For throughout the night, when anyone else would have been drilling murder-holes above the drawbridges and stretching rugs over deadly spiked pits and preparing cauldrons of boiling tar, Lumière, Cogsworth, and the rest of the castle crew had been rigging up the set for the performance of a lifetime.
Now Gajeel stood, his snazzy white suit putting the fading stars to shame, his hands still and poised over the keys of an enormous grand piano.
And he began to play.
"Tale as old as time…"
Gaston's unintentional entry for the sing-off had been energetic and rabble-rousing; a song that a crowd could pick up and sing without realizing the dark import of the lyrics. Gajeel's was not. His rich tones carried the words most powerfully alone – and it was the words which caught and held their audience.
"True as it can be…"
Then he seemed to pause. His fingers twitched over the keys, and then descended again with new surety.
"Sometimes, in the end," he sang, "you're better off as friends, and all that that may mean."
A murmur rose from the crowd. The battering ram seemed to have paused mid-swing, gravity and momentum not running the way they ought to have done, just as the lyrics hadn't gone the way the listeners had expected.
"Just a little change," he continued, soft and yet so loud. "From the path we're on. Our future fades away, leaving me to say, where did it go wrong?"

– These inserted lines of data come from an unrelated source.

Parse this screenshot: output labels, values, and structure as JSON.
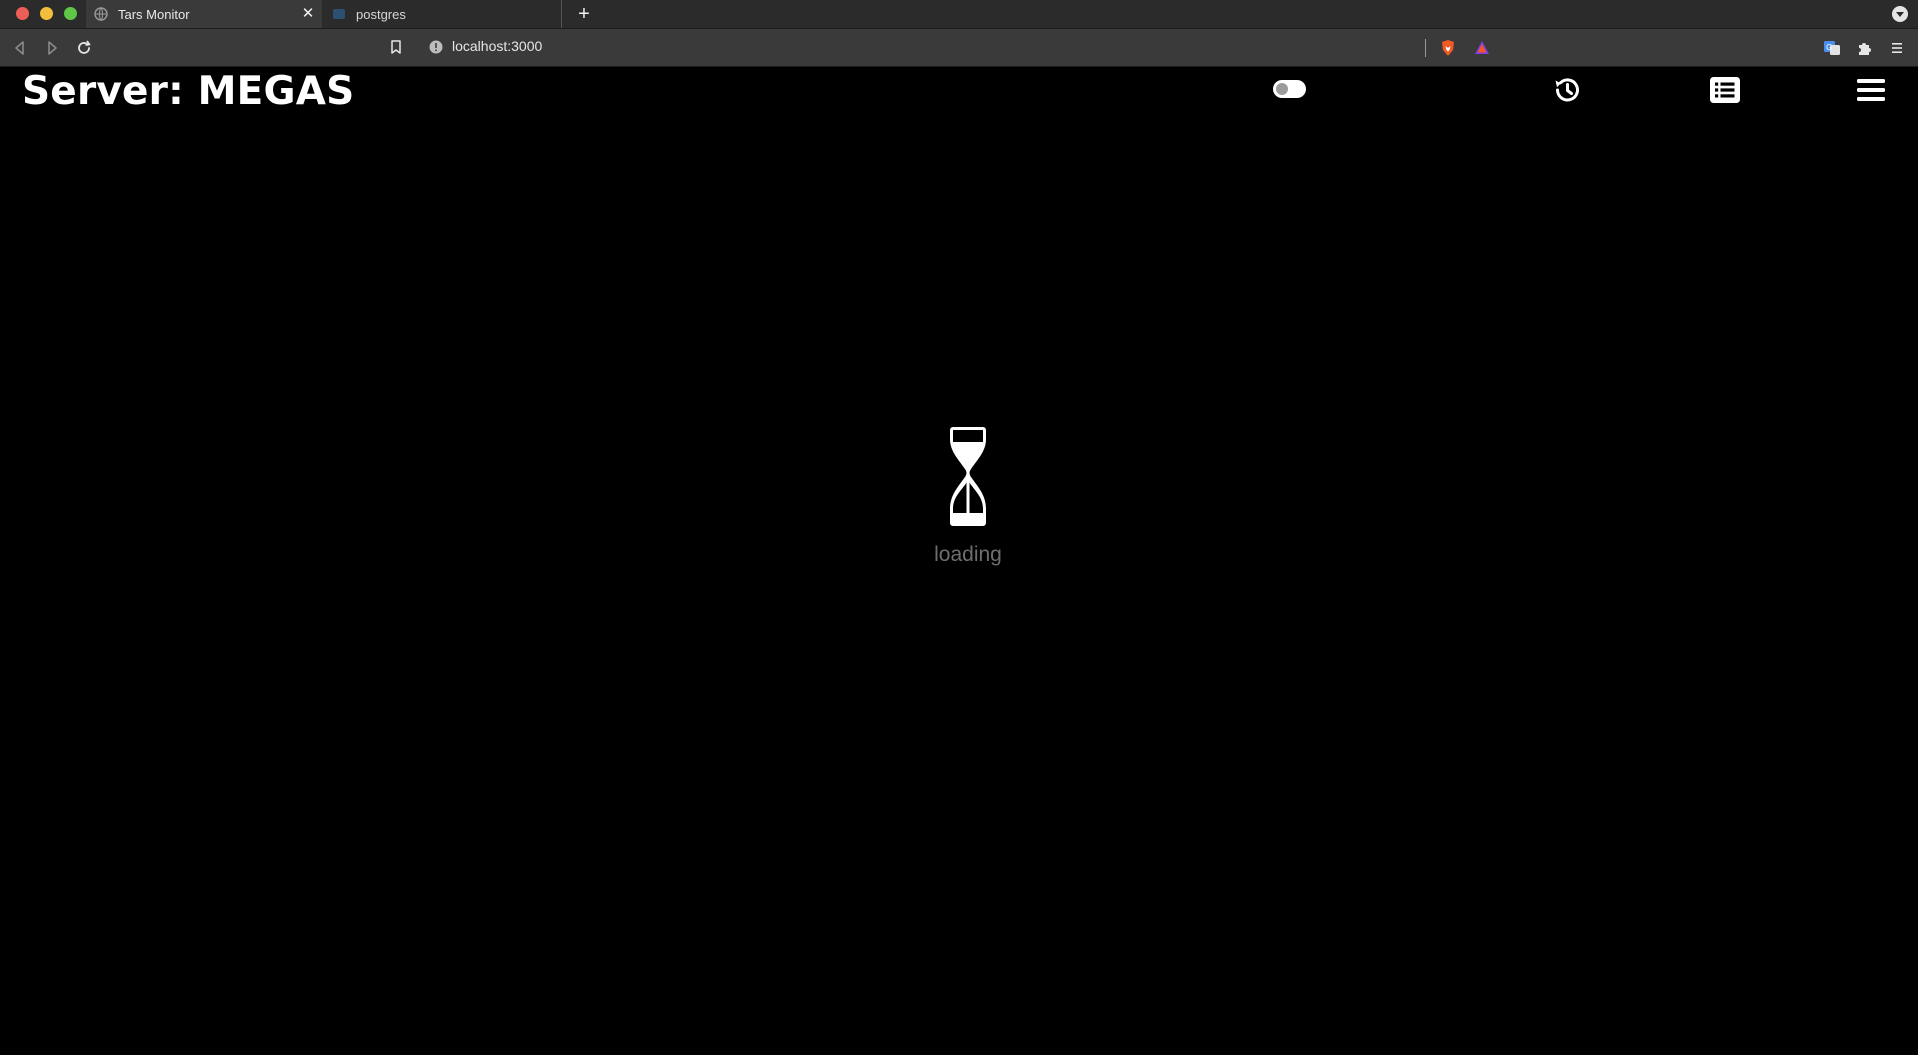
{
  "browser": {
    "tabs": [
      {
        "title": "Tars Monitor",
        "active": true
      },
      {
        "title": "postgres",
        "active": false
      }
    ],
    "address": "localhost:3000"
  },
  "header": {
    "title": "Server: MEGAS",
    "theme_toggle_on": false
  },
  "icons": {
    "history": "history-icon",
    "list": "list-icon",
    "menu": "hamburger-menu-icon",
    "loader": "hourglass-icon"
  },
  "status": {
    "loading_text": "loading"
  },
  "colors": {
    "page_background": "#000000",
    "tab_strip": "#2b2b2b",
    "toolbar": "#3a3a3a",
    "loading_text": "#6e6e6e"
  }
}
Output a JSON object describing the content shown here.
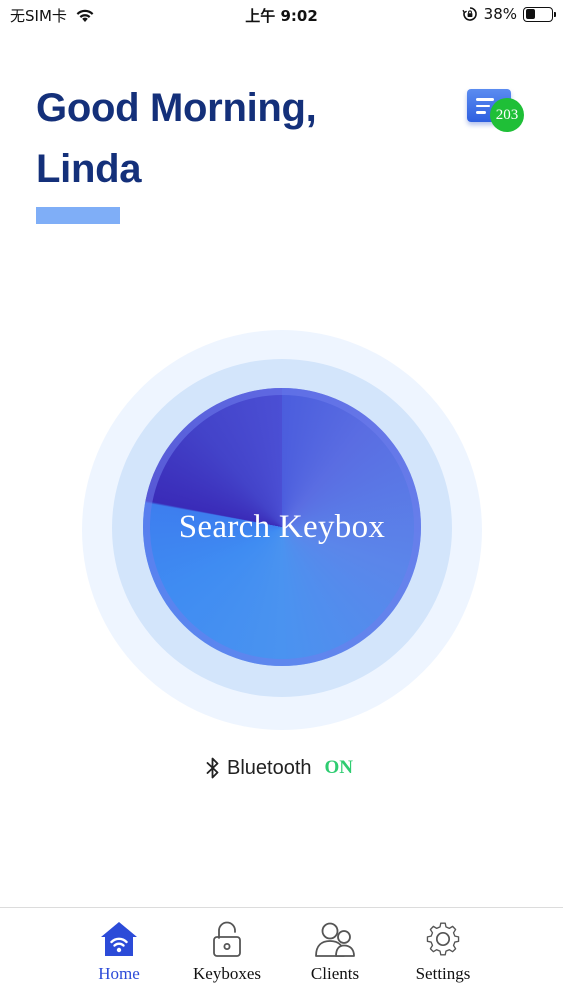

From the top of the tallest tower, Gajeel was in plain view of the whole besieging army. And view him they did: enemy soldiers on all sides of the castle who stared, entranced, at this dazzling yet sombre contradiction; the hero of his story who sang of the side of love usually reserved for lesser mortals.
The only man who wasn't listening was the one who had written his own definition of love, and it turned the most beautiful girl in town into his trophy. There was no such thing as rejection in his world, because the target of his affection was not entitled to free will.
"What are you waiting for?" Gaston snapped at his spellbound men. "Get your crossbows! Take him down!"
Yet still the only person who moved was Gajeel, who stood as the music did, voice rising in a lament, a cry. "But love's not this prize, that one good deed will earn! The ending can't be known! Nothing's set in stone; we all must live and learn!"
It wasn't like his usual performances. There was no alcohol, no theatrics, no locking the audience in, no kidnapped Lucy forced to dance alongside him in a bunny outfit.
Instead, Fairy Tail's greatest bard simply held out the pieces of his heart for all the world to see.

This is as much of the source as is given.